Good Lord, if the US nuclear arsenal is that antiquated, I shudder to think of where the Russians are at. Please don't short-circuit and accidentally launch…
I wonder if the fact that none have actually exploded yet means that we should be reassured that the vast majority wouldn't actually work.
Or, possibly, just have had their components and fuel stripped decades ago and they're just being "maintained" to keep up appearances for higher-ups. That one is definitely true in at least some cases.
Not going out and interacting as freely with people paying direct attention to one another leads to heightened mental issues? Shocking.
I grew up in the 80's and we were super fucking social. Anyone that didnt live it cannot grasp how far we have fallen from what we once had, and we had no idea how good we had it.
Not to mention everything is being recorded to haunt every kid there is.
I feel read bad for modern day kids, my daughter included. An important aspect of humanity has been lost.
Exactly. Sure, we can say it’s not directly related to tech devices, but it’s definitely related to not wandering and having real human connection constantly.
And with the recording of everything - absolutely changes behavior.
There is a wast difference between the internet. That gives you access to information.
And social media with algoriths fine tuned to keep you there as long as possible.
Cameras everywhere is for sure a disaster for anyones sanity and development.
100%. I read my phone a lot. Typically Lemmy and Wall St Journal. If I didn’t have this device I’d be reading paper magazines and newspapers just like I did pre-device / internet.
It’s not the device, it’s how it’s being used that’s harmful. But I think we all agree with that
Yeah, everyone in this thread saying the phone bad is a Boomer cop out is oversimplifying the issue.
Yeah, there’s probably a component of taking the blame away from decreased quality of life by blaming it on phones—but you can’t neglect the effect that lack of social interaction has. I’m from the same era, and it’s overwhelming to think how much more complex everything has gotten.
That's not a phone issue, that's a place issue. Where can your daughter go (without needing to drive) to hangout with friends? Can she conceivably walk there? Can her friends? I've been hearing my entire life that I just need to go outside and Bla Bla Bla but I don't have anywhere to go. The closest park is a good half hour walk and now there's even sidewalks! How pleasant. There's nowhere for children outside, it's nigh impossible to walk anywhere and it's not like your parents would let you anyway since there probably isn't even sidewalks the whole way.

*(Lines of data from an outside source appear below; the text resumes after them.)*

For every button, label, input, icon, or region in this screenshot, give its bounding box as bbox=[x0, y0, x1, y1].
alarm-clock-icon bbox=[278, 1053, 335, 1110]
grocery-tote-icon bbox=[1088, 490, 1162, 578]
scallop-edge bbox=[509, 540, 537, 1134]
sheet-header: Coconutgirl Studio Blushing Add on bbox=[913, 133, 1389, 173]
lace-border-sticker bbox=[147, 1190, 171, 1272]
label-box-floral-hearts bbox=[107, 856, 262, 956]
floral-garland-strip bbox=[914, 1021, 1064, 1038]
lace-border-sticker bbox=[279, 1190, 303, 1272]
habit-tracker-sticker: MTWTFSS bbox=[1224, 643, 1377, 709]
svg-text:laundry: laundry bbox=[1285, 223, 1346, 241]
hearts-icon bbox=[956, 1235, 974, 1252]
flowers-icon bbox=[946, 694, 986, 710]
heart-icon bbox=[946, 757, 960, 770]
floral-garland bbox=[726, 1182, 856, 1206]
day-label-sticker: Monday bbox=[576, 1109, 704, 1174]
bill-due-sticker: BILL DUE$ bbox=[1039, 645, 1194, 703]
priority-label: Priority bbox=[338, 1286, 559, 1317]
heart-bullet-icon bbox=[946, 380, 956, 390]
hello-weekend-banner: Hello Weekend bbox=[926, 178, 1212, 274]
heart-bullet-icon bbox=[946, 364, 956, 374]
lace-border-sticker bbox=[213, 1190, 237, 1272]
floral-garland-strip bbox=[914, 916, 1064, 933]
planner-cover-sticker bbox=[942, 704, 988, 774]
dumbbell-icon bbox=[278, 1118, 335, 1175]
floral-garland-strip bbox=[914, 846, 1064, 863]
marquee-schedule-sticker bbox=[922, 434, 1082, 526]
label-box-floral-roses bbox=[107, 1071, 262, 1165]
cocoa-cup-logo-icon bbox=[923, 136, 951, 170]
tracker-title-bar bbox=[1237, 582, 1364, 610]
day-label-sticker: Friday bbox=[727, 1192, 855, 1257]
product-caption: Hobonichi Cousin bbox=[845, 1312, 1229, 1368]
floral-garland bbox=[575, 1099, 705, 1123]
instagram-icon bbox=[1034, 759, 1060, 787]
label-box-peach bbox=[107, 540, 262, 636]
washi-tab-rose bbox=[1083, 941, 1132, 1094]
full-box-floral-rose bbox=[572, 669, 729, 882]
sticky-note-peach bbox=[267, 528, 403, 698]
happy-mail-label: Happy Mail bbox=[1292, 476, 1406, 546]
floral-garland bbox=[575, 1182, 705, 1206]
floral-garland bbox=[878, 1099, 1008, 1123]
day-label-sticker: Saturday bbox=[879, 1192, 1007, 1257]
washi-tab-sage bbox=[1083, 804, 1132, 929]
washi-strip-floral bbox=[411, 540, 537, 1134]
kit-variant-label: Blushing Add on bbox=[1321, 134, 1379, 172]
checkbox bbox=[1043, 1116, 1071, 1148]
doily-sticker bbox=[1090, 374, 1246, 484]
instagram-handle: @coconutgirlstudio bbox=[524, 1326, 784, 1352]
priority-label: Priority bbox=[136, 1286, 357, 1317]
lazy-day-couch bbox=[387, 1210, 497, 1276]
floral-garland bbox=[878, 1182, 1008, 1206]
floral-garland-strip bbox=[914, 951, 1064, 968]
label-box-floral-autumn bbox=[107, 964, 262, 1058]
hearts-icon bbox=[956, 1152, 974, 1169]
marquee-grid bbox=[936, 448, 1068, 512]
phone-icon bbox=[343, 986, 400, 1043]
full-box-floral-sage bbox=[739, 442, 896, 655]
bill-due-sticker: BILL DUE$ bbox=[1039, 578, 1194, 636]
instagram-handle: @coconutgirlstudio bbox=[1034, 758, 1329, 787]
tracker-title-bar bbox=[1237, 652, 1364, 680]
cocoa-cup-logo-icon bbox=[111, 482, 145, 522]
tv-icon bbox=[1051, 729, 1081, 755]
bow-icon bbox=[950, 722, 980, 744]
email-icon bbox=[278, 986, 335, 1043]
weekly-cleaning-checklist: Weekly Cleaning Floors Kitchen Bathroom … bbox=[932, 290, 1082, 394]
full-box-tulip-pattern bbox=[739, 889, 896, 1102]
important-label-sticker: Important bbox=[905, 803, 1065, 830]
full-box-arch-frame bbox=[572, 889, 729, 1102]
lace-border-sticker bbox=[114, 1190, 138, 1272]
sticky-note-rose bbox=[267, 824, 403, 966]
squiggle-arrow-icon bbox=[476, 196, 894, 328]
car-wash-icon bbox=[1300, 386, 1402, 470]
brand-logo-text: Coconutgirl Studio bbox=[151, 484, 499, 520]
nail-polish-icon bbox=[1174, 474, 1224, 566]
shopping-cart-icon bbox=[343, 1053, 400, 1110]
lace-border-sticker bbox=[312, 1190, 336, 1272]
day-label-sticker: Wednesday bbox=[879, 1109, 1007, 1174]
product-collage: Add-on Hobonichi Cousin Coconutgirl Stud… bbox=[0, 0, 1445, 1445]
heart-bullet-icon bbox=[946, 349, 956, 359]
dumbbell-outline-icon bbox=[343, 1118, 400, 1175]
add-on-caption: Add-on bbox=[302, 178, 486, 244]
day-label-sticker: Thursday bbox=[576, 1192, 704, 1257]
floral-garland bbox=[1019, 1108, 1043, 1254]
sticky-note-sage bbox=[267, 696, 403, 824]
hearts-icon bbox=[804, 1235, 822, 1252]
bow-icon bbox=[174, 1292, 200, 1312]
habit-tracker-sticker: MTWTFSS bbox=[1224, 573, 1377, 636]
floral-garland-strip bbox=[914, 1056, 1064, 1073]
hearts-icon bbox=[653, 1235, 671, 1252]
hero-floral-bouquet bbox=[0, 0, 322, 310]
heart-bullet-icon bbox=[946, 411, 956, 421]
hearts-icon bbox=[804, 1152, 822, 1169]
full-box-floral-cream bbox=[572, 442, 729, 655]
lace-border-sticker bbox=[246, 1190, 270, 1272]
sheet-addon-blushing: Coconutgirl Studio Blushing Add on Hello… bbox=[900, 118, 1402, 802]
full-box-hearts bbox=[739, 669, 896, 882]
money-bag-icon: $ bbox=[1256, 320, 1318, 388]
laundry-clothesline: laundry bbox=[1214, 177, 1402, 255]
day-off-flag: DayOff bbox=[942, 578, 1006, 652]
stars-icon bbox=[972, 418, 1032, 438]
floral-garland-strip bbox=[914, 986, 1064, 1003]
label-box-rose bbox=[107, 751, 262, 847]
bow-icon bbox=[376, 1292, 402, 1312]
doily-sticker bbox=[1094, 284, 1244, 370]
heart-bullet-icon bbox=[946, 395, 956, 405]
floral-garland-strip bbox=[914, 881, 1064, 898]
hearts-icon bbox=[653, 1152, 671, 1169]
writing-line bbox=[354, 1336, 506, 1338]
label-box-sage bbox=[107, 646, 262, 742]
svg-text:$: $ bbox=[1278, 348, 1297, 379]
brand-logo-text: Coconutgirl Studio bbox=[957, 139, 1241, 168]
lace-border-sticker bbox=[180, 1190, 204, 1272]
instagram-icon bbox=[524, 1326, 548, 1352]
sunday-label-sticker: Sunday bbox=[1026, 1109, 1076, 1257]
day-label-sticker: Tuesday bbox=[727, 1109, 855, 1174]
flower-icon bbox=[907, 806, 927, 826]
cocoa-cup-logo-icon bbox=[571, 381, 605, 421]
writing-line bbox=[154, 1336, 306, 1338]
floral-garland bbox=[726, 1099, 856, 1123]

For perspective I live a very reasonable 10 minutes walk away from the elementary school I went to. I think you'll agree that's a reasonable distance for at the very least the older kids to walk. However it took them till I was a senior in high school before they put in the side walk. You literally couldn't get to the elementary school on foot without walking on the side of the road for ~4 minutes. Even now the experience is awful and the crossings are unsafe. This is the world us phone kids grew up in. It's not that we don't want to go hangout in person, there's just nowhere to go and by the time people can drive it's far too late.
Also the high school is about 40 minutes walk, there's even sidewalks the whole way (now (only on one side))! It's an awful experience as there's absolutely no shade and about half of it is down a stroad.